Potential energy = mass × g × height. So the rider would gain 100 × 9.81 × 100 = 98100 joules on the climb.

With a 10% slope, the 100 m tall hill would have a run of 1000 m. But the slope length would be fractionally longer according to Pythagorean’s theorem. The distance ridden would therefore be the square root of (100^2 + 1000^2) or 1005 m. Okay, not much difference.

10 km/h is 2.77 m/s, so covering the 1005 m would take 362 s.

A watt is defined as a joule per second (SI units are beautiful), so expending 98100 J in 362 s would require 271 W. That’s the power needed to drag the weight up the hill against gravity at that speed.

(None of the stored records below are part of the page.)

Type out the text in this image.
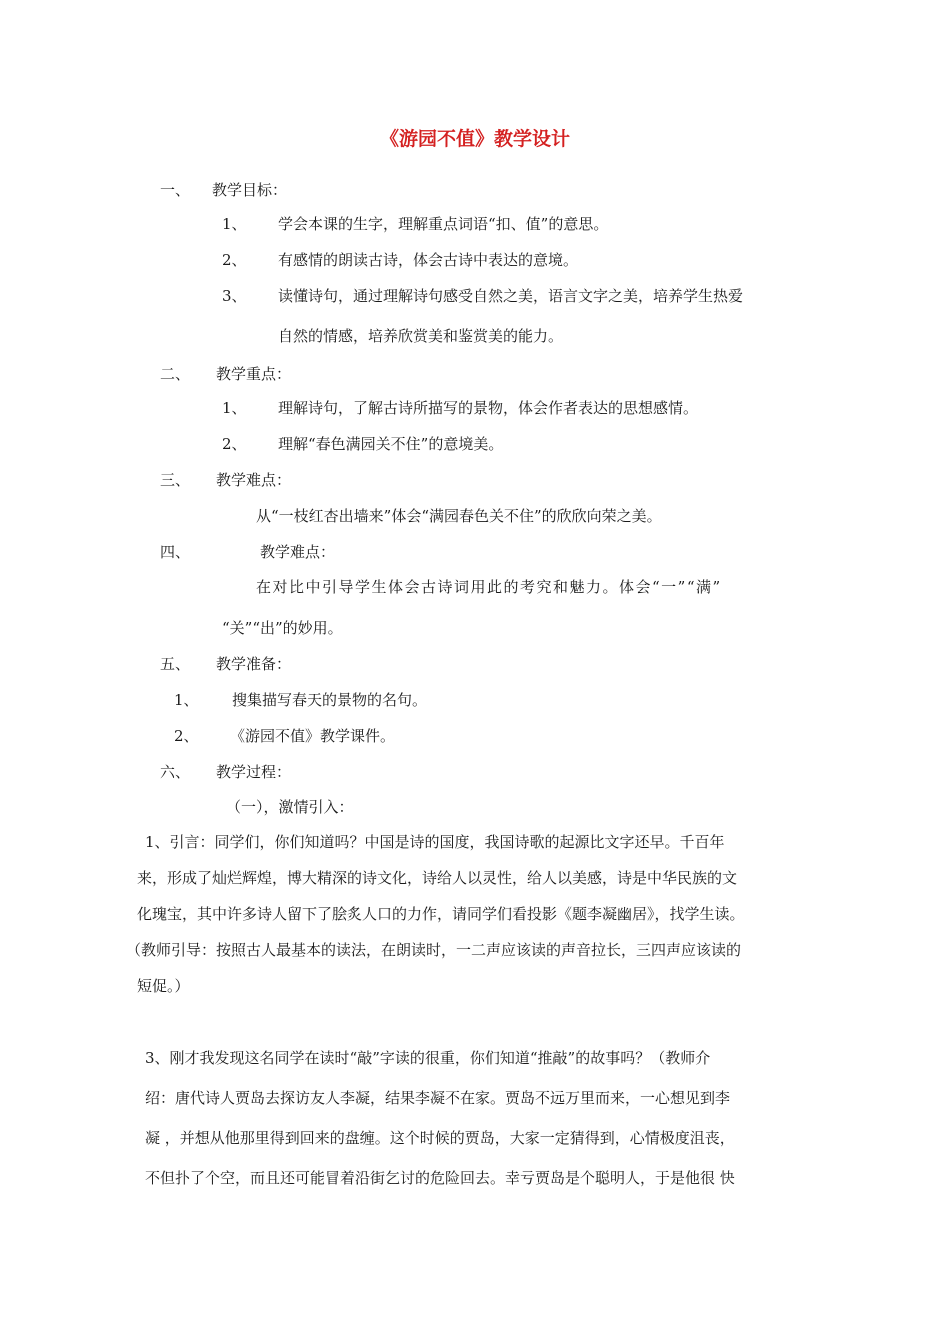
《游园不值》教学设计
一、 教学目标：
1、 学会本课的生字，理解重点词语“扣、值”的意思。
2、 有感情的朗读古诗，体会古诗中表达的意境。
3、 读懂诗句，通过理解诗句感受自然之美，语言文字之美，培养学生热爱
自然的情感，培养欣赏美和鉴赏美的能力。
二、 教学重点：
1、 理解诗句，了解古诗所描写的景物，体会作者表达的思想感情。
2、 理解“春色满园关不住”的意境美。
三、 教学难点：
从“一枝红杏出墙来”体会“满园春色关不住”的欣欣向荣之美。
四、	教学难点：
在对比中引导学生体会古诗词用此的考究和魅力。体会“一”“满”
“关”“出”的妙用。
五、 教学准备：
1、 搜集描写春天的景物的名句。
2、 《游园不值》教学课件。
六、 教学过程：
（一），激情引入：
1、引言：同学们，你们知道吗？中国是诗的国度，我国诗歌的起源比文字还早。千百年
来，形成了灿烂辉煌，博大精深的诗文化，诗给人以灵性，给人以美感，诗是中华民族的文
化瑰宝，其中许多诗人留下了脍炙人口的力作，请同学们看投影《题李凝幽居》，找学生读。
（教师引导：按照古人最基本的读法，在朗读时，一二声应该读的声音拉长，三四声应该读的
短促。）
3、刚才我发现这名同学在读时“敲”字读的很重，你们知道“推敲”的故事吗？（教师介
绍：唐代诗人贾岛去探访友人李凝，结果李凝不在家。贾岛不远万里而来，一心想见到李
凝 ，并想从他那里得到回来的盘缠。这个时候的贾岛，大家一定猜得到，心情极度沮丧，
不但扑了个空，而且还可能冒着沿街乞讨的危险回去。幸亏贾岛是个聪明人，于是他很 快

But rolling a bicycle on flat ground at 10 km/h takes in the region of 20 W according to

Bike Calculator, so the total power for climbing the hill at 10 km/h on a still day would be very close to 290 W. That’s likely more than you can sustain for six minutes.

A food calorie is about 4.2 kJ. As calculated above, this climb would require in the region of (362 s × 290 W) = 105000 J, which is therefore about 25 calories. However, humans are only about 25% efficient at converting food energy to work done, so you’d need to eat about four times that or 100 calories to replace the energy used on the climb.

EDIT: in short, I agree with sib. Maybe my working out was useful.